En biologie et en écologie, un être vivant est un système vivant complexe, organisé et qui a subi une succession de variations (anatomiques, morphologiques, génétiques…) au cours de l’évolution. Il peut être constitué d’une ou plusieurs cellules vivantes qui sont la base du fonctionnement de l’organisme. Auparavant, la classification divisait le monde vivant en deux grands règnes : animal et végétal. Mais, où placer les champignons ? Les procaryotes ? …             
Actuellement, la classification distingue trois règnes :   
-les Archées : ce sont des êtres procaryotes qui vivent dans des milieux extrêmes (dans la glace, au fond d’un océan près des sources chaudes...). Phylogénétiquement, ils sont plus proches des Eucaryotes que des Eubactéries !            
-les Eubactéries : ce sont aussi des organismes procaryotes. La membrane plasmique est doublée d’une paroi à la fois protéique, lipidique et polysaccharidique*. Leur génome est constitué d’un unique chromosome circulaire, sans histones* et pourvu de plasmides (ce sont des molécules d’ADN qui se répliquent de façon autonome et qui sont composés de gènes de résistance aux antibiotiques). Il existe plein d’autres caractères propres aux Eubactéries mais là n’est pas le sujet.           
-les Eucaryotes : ce sont des organismes dont les cellules présentent un noyau et de nombreux autres organites intracellulaires (mitochondries pour la respiration métabolique, chloroplastes pour la photosynthèse, …) et qui ne possèdent pas d’ADN circulaire. C’est ce règne qui nous intéresse dans cet article et dans lequel se trouvent notamment la lignée verte (la majorité des végétaux, c’est-à-dire les êtres présentant des chloroplastes), les Eumycètes (ce sont les champignons) et, bien sûr, les Métazoaires (couramment appelés animaux) !   
Un animal est un organisme pluricellulaire dont les cellules ne possèdent pas de paroi (contrairement aux végétaux). Il est à la fois eucaryote, hétérotrophe* et capable de mouvements. Voilà les caractères principaux d’un chien, d’une méduse, d’un criquet, d’un concombre des mers ou bien d’un rouge-gorge !
Et ce que j’ai envie de vous présenter dans cet article (puis le suivant) est la liste de 20 animaux que je trouve particulièrement badass (comprenez : atypiques et puissants. A ne pas confondre bien sûr avec la badasse : une plante de nos régions appartenant à la famille des Fabacées !).            
Evidemment, cette liste d’animaux est totalement non exhaustive ! Je vais l’élaborer de l’animal le moins badass au plus badass !
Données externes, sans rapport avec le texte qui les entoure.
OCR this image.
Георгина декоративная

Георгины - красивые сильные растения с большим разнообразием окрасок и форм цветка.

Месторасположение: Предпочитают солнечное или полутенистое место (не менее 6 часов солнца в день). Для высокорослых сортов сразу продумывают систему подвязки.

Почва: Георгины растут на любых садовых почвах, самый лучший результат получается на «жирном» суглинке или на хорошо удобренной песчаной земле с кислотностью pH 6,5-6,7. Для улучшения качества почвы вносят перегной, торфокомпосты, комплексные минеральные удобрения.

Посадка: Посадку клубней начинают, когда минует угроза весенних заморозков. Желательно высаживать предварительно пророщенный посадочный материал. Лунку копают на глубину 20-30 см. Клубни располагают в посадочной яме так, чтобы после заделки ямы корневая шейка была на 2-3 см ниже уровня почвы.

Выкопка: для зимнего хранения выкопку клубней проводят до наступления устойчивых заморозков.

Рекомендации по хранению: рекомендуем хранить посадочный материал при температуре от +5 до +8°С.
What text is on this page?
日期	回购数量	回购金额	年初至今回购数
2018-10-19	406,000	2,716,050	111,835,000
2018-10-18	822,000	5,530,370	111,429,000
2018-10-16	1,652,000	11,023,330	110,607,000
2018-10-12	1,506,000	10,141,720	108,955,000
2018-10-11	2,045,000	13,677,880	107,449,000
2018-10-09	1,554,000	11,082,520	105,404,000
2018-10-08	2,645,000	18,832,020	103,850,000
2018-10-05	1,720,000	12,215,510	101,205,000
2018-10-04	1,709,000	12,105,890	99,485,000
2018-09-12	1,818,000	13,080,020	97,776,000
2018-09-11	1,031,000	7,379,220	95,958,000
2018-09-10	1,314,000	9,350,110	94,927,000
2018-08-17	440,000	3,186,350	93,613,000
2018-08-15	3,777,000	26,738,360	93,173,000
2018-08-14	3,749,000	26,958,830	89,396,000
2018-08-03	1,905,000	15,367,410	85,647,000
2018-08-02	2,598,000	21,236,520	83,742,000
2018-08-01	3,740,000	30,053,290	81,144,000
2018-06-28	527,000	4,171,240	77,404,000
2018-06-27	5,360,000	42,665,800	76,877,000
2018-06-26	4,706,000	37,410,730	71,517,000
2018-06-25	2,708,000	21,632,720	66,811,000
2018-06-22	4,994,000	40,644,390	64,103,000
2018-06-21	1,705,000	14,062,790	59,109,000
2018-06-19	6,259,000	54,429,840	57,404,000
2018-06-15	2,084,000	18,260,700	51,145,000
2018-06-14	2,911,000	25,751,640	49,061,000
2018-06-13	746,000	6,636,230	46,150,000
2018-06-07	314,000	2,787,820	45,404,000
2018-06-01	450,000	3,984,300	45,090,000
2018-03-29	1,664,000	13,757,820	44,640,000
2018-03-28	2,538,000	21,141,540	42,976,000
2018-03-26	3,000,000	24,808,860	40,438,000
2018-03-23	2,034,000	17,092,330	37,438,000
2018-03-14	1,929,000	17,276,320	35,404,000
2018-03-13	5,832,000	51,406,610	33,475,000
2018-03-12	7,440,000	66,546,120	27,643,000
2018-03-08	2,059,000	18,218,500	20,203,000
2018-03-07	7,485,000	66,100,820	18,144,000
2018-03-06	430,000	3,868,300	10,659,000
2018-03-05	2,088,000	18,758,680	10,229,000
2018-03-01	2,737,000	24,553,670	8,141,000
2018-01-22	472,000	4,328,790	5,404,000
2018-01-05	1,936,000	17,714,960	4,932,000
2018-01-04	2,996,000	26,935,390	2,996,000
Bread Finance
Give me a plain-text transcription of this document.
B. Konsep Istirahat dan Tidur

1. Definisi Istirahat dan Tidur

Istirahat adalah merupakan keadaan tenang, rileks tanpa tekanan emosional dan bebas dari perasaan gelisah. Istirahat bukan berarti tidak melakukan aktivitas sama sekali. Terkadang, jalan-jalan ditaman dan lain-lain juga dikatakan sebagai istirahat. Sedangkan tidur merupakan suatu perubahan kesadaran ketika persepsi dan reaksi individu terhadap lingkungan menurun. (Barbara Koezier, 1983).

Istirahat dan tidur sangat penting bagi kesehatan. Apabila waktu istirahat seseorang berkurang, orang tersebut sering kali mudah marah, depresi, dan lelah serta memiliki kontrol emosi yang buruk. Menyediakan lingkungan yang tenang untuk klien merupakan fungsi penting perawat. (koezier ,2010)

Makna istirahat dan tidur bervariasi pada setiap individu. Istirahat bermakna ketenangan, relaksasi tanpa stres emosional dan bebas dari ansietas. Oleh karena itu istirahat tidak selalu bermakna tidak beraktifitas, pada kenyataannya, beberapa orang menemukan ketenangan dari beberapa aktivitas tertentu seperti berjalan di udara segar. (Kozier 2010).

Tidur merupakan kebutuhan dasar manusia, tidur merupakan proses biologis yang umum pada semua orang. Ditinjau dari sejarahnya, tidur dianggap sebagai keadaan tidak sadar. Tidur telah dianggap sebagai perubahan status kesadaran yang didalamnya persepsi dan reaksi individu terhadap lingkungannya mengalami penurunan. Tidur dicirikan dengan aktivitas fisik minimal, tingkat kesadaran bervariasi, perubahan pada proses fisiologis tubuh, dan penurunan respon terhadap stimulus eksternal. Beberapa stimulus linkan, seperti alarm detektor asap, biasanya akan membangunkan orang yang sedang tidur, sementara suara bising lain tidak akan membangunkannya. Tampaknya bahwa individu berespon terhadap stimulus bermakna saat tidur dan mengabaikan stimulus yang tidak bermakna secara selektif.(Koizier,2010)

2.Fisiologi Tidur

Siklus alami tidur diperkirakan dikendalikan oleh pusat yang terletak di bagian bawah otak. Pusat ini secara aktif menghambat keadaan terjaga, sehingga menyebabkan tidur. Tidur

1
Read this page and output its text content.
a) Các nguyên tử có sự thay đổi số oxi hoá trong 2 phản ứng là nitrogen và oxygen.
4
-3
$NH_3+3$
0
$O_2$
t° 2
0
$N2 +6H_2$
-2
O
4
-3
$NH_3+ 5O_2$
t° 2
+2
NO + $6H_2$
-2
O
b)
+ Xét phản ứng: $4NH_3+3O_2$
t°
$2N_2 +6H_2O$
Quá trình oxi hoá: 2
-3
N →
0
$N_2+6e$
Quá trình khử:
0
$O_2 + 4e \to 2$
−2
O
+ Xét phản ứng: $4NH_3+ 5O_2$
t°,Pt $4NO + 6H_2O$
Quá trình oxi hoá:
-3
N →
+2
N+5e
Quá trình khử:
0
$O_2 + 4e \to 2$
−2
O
20) Le casoar à casque (Casuarius casuarius)    
Classe : Aves (=Oiseau)
Ordre : Casuariiforme   
Famille : Casuariidé        
Aaah qui n’a jamais entendu parler du casoar ! Cette espèce d’oiseau indonésienne, qui ressemble étrangement à un vélociraptor, est l’une des espèces d’Aves la plus dangereuse du monde. En effet, son 1,80 m, sa tête fort colorée de bleu et de rouge ainsi que ses grosses pattes très puissantes peuvent en effrayer plus d’un ! Mais le plus étonnant est sa patte. Elle est constituée de trois doigts, et celui du milieu est terminé par une longue griffe (d’une douzaine de cm de longueur) aiguisée comme un poignard ! Vous l’avez compris, il est préférable d’éviter d’embêter un casoar, garde à son comportement agressif !  Ah oui, j’allais oublier, c’est le mâle qui se charge de la couvaison des œufs, qui sont de couleur verte en plus. C’est d’ailleurs durant cette période qu’il s’avère particulièrement irritable ! 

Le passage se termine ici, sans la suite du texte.